Louisiana Flooding
Even though it is 200 miles away Mark Schleifstein of The Times-Picayune reports on the flooding in eastern Louisiana: Hurricane Ike surge breaches, overtops some levees, floods homes, roadways across state.
Ike doesn’t have the high winds of a Category 5, but it is coming at the coast like a D11 Cat pushing the Gulf of Mexico in front of it.
September 12, 2008 3 Comments
Thinning The Herd
This is not good. CNN writes that 37,000 may need to be rescued after Hurricane Ike
The Coast Guard said in a news release it received a distress call around 4 a.m. from the Antalina, a Cypriot-flagged freighter. It said the vessel had “lost main propulsion 90 miles southeast of Galveston” and was unable to steer.

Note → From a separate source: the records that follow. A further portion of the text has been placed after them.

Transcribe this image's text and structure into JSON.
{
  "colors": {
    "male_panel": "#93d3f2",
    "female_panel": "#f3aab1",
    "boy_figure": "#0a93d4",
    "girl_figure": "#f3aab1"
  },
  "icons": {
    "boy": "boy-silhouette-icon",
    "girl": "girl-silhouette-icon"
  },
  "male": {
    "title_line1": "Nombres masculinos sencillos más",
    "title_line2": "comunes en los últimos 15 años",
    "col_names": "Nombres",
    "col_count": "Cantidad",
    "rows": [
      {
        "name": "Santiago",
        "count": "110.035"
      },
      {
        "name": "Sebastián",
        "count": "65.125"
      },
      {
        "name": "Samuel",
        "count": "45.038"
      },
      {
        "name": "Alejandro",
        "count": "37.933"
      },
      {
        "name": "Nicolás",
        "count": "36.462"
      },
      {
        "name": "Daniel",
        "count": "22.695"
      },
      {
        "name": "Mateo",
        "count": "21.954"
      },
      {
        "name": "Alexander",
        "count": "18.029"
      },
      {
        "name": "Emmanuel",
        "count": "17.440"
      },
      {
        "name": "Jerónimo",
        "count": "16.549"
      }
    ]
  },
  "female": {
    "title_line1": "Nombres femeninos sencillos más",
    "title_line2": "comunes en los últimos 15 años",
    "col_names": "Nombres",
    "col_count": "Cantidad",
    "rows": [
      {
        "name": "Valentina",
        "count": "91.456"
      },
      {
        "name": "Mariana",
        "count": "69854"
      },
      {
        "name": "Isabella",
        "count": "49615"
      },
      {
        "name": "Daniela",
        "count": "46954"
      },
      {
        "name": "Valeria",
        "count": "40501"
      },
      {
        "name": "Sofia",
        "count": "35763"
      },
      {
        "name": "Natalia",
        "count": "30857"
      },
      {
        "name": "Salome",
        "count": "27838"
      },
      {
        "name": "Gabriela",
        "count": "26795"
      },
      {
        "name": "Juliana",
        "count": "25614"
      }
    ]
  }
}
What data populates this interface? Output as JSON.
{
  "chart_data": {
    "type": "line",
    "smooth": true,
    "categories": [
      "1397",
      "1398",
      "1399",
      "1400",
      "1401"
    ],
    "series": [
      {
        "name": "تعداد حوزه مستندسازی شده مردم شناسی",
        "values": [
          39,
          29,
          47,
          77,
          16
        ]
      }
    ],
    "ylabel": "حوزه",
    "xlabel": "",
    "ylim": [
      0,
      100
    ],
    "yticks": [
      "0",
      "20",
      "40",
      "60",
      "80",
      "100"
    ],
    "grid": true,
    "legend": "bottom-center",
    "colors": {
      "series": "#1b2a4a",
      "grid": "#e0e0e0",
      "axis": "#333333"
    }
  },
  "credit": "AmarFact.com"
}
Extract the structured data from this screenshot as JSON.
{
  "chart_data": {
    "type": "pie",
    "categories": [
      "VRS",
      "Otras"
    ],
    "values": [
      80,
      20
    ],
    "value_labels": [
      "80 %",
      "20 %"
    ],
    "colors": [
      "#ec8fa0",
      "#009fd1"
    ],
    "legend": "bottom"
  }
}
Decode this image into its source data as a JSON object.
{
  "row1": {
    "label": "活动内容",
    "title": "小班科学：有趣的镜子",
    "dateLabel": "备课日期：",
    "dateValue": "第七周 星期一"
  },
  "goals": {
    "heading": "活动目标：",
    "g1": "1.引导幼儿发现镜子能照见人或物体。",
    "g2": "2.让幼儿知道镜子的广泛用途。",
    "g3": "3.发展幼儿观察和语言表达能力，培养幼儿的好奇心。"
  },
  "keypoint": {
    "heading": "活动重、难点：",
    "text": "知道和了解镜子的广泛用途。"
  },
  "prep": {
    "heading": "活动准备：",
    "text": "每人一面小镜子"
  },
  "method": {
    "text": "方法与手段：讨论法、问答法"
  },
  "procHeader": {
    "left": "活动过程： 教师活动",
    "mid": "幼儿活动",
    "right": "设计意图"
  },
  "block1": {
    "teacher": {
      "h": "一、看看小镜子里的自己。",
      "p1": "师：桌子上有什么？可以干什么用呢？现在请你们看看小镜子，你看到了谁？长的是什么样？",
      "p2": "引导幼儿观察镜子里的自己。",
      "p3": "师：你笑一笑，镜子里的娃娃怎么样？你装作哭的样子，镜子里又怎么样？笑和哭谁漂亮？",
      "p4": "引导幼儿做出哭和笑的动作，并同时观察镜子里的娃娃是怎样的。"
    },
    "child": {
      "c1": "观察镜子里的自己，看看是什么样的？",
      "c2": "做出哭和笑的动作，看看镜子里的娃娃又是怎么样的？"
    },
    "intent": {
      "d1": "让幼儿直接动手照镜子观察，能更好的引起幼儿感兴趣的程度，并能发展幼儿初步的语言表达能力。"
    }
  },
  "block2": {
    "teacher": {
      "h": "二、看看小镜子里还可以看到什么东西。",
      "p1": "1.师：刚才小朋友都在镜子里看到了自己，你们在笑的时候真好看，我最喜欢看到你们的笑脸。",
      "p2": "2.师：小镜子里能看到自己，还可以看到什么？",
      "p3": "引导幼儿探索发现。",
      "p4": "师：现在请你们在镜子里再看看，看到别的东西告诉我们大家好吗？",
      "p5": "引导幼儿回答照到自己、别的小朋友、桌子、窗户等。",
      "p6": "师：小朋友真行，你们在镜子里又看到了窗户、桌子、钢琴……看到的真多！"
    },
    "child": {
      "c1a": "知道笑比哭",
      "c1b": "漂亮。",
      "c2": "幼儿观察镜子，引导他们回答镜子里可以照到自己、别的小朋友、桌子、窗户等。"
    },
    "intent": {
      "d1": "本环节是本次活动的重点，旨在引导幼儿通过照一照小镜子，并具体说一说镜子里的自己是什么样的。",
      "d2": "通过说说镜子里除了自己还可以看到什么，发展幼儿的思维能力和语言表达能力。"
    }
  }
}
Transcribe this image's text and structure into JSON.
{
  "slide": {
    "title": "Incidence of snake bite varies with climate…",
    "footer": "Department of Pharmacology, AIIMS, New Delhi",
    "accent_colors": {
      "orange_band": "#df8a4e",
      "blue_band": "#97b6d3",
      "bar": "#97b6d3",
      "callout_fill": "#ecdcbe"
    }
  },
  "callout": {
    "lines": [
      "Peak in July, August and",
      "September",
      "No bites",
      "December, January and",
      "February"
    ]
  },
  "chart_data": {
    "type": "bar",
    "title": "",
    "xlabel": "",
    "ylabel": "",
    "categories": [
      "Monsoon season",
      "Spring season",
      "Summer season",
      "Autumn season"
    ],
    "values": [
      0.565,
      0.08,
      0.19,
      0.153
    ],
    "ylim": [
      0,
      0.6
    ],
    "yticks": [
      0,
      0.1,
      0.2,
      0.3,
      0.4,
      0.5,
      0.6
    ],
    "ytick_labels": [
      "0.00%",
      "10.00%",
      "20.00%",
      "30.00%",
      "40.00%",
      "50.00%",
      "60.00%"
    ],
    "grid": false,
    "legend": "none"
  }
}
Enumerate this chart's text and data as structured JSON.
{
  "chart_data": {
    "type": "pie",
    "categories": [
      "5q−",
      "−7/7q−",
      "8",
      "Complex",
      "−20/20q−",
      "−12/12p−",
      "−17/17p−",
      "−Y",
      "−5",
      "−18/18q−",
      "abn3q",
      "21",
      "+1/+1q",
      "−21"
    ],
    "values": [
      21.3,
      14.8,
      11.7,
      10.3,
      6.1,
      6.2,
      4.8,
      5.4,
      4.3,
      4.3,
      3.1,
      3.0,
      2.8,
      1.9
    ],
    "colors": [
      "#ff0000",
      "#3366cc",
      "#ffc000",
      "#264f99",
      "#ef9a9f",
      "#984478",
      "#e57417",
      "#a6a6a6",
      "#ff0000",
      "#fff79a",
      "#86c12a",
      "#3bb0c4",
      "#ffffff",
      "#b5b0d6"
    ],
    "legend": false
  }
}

Coast Guard Capt. Bill Diehl said the freighter had been “in the direct line of the path of the storm and lost its engines.”
…The Coast Guard also worked to airlift people and their pets from their cars and homes on the Bolivar Peninsula, a narrow stretch of land that separates the Gulf of Mexico from Galveston Bay, as the wind and rain from Hurricane Ike slapped the Texas coast.
September 12, 2008 6 Comments
Hurricane Ike – Gulf of Mexico 3
Position: 28.7 N 94.5 W. [11 PM CDT 0400 UTC]
Movement: Northwest [315°] near 12 mph.
Maximum sustained winds: 110 mph [175 kph].
Wind Gusts: 130 mph.
Hurricane Wind Radius: 120 miles [195 km].
Tropical Storm Wind Radius: 275 miles [445 km].
Minimum central pressure: 952 mb ↓.
It is 45 miles South-Southeast of Galveston, Texas with sustained hurricane force winds coming ashore.
Music break: Galveston, Glen Campbell with the Jimmy Webb song.